Só que nenhum dos discos mencionados nos últimos parágrafos refaz o percurso de outrora como os últimos trabalhos de estúdio das duas bandas. Death magnetic e Endgame são CDs em que várias vezes você se pega pensando que tal passagem lembra tal disco, tal riff é de tal música, tal estrutura já apareceu em tal clássico. Em cima disso, nos dois discos você consegue ouvir referências claras a todas - ou quase todas - as fases da banda em questão. E, também nos dois casos, esse caminho parece ter sido uma decisão bem consciente, divulgada dessa forma e sentida como tal pelo ouvinte.
Entrando em uma discussão qualitativa completamente despropositada, acho que cada um dos dois têm suas vantagens. O disco do Megadeth tem o mérito e a vantagem objetiva de ser bem mais metal! do que o do Metallica (ser mais metal é algo que faz de você objetivamente melhor! não tem caô!), seja na produção (que, apesar de ser meio linha-de-produção-do-Andy-Sneap é foda pracaralho; aliás, qualquer coisa que o Andy Sneap faz acaba sendo foda de um jeito ou de outro), na performance dos músicos (o Chris Broderick é foda demais e fez uma dupla fabulosa com o Mustaine) e até mesmo em grade parte das composições. Talvez por isso, não exista nenhum momento mais 'Risk' no álbum.As grandes vantagens do disco do Metallica - pra mim - são o repertório e a consistência. Nada em Death magnetic é genial como nos tempos áureos, mas as faixas (em especial as da primeira metade) são empolgantes, daquelas que você fica com vontade de ver no show pra cantar junto e bater cabeça. Os riffs são bons, os refrãos são pegajosos, as estruturas das músicas são bem pensadas. Não são nada que a banda não tenha feito antes, mas funciona. Além disso, também impressiona o fato de ele reunir referências a todas as fases do Metallica com uma consistência bem sólida. É um disco que dá vontade de ouvir e reouvir como um todo, e não só colocar os hits no mp3 genérico, coisa que acontece com Endgame (assim como nos dois CDs anteriores do Megadeth).
Eu sempre fui meio partidário do Metallica na eterna briga com o Megadeth (apesar de favorecer a banda do Mustaine no período de 88-90), então minhas considerações não precisam ser levadas muito a sério (tá, eu admito, escrevi essa frase só pra evitar que os puxa-sacos de MuMu não me mandem comentários ofensivos desnecessários).

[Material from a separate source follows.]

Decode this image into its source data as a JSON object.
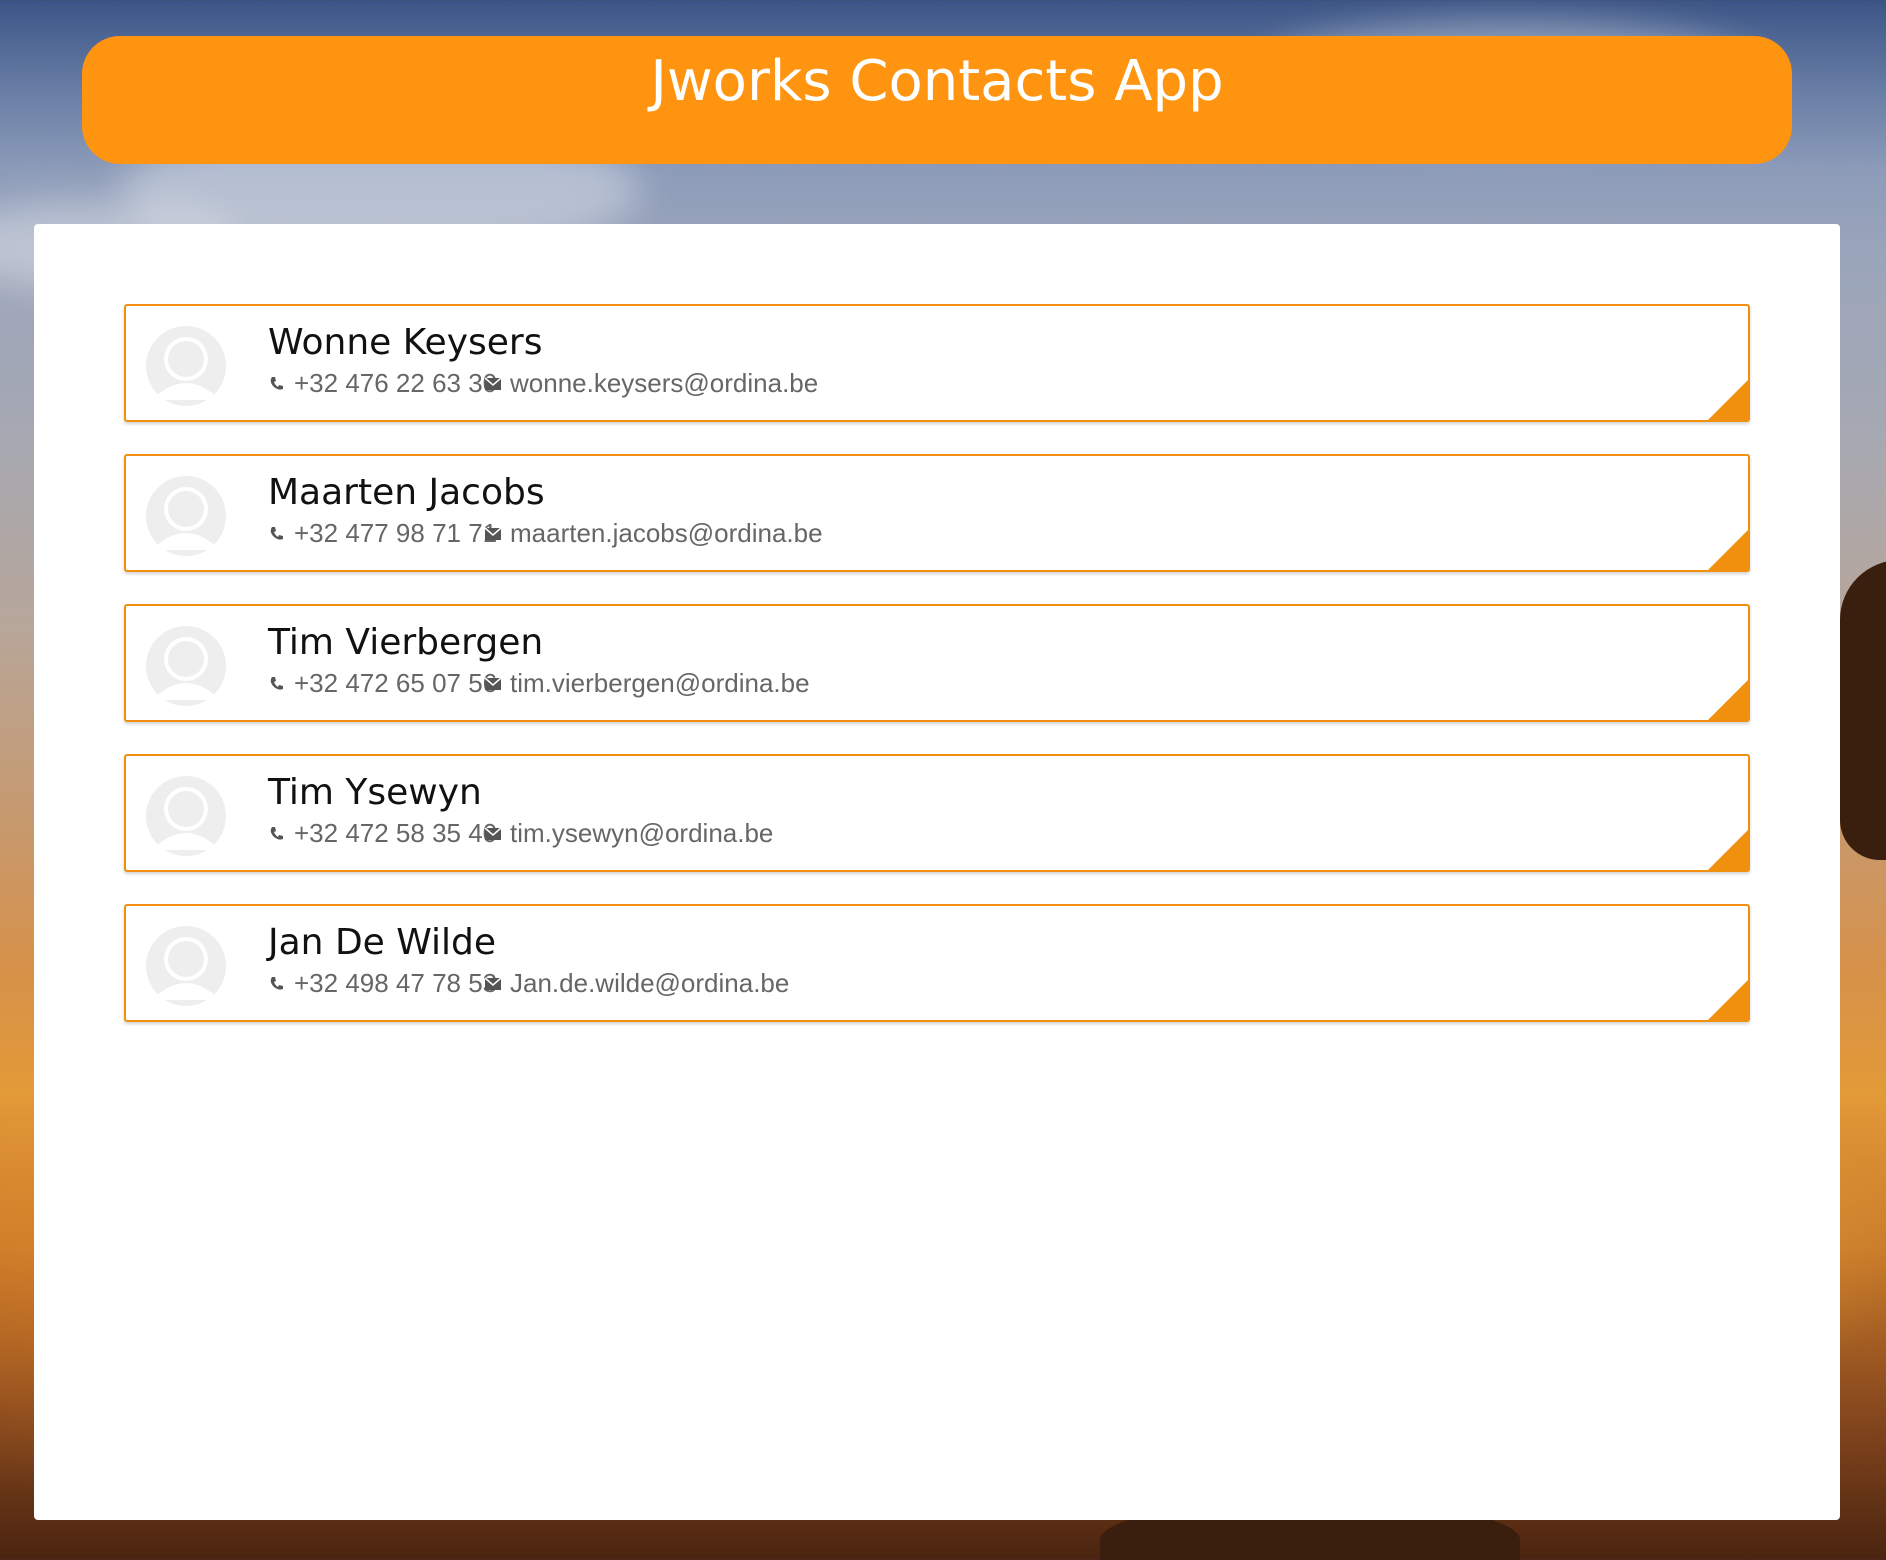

Mas a verdade é que os dois discos são bem nivelados entre si. Talvez seja até o caso de preferir um ou outro dependendo do dia. De qualquer maneira, me parece que, mesmo com todos os defeitos (em especial aquela decisão pensada de 'vamos voltar no tempo pra ver se ganhamos alguma credibilidade e mais uns trocados') dos dois álbuns, esses parecem ser os melhores lançamentos das duas bandas desde os tempos clássicos.
(sim, o preto e o Countdown to extinction contam como período clássico! não me encham o saco!)
Será que eles vão conseguir manter o bom nível nos próximos trabalhos? Essa é a pergunta que não quer calar!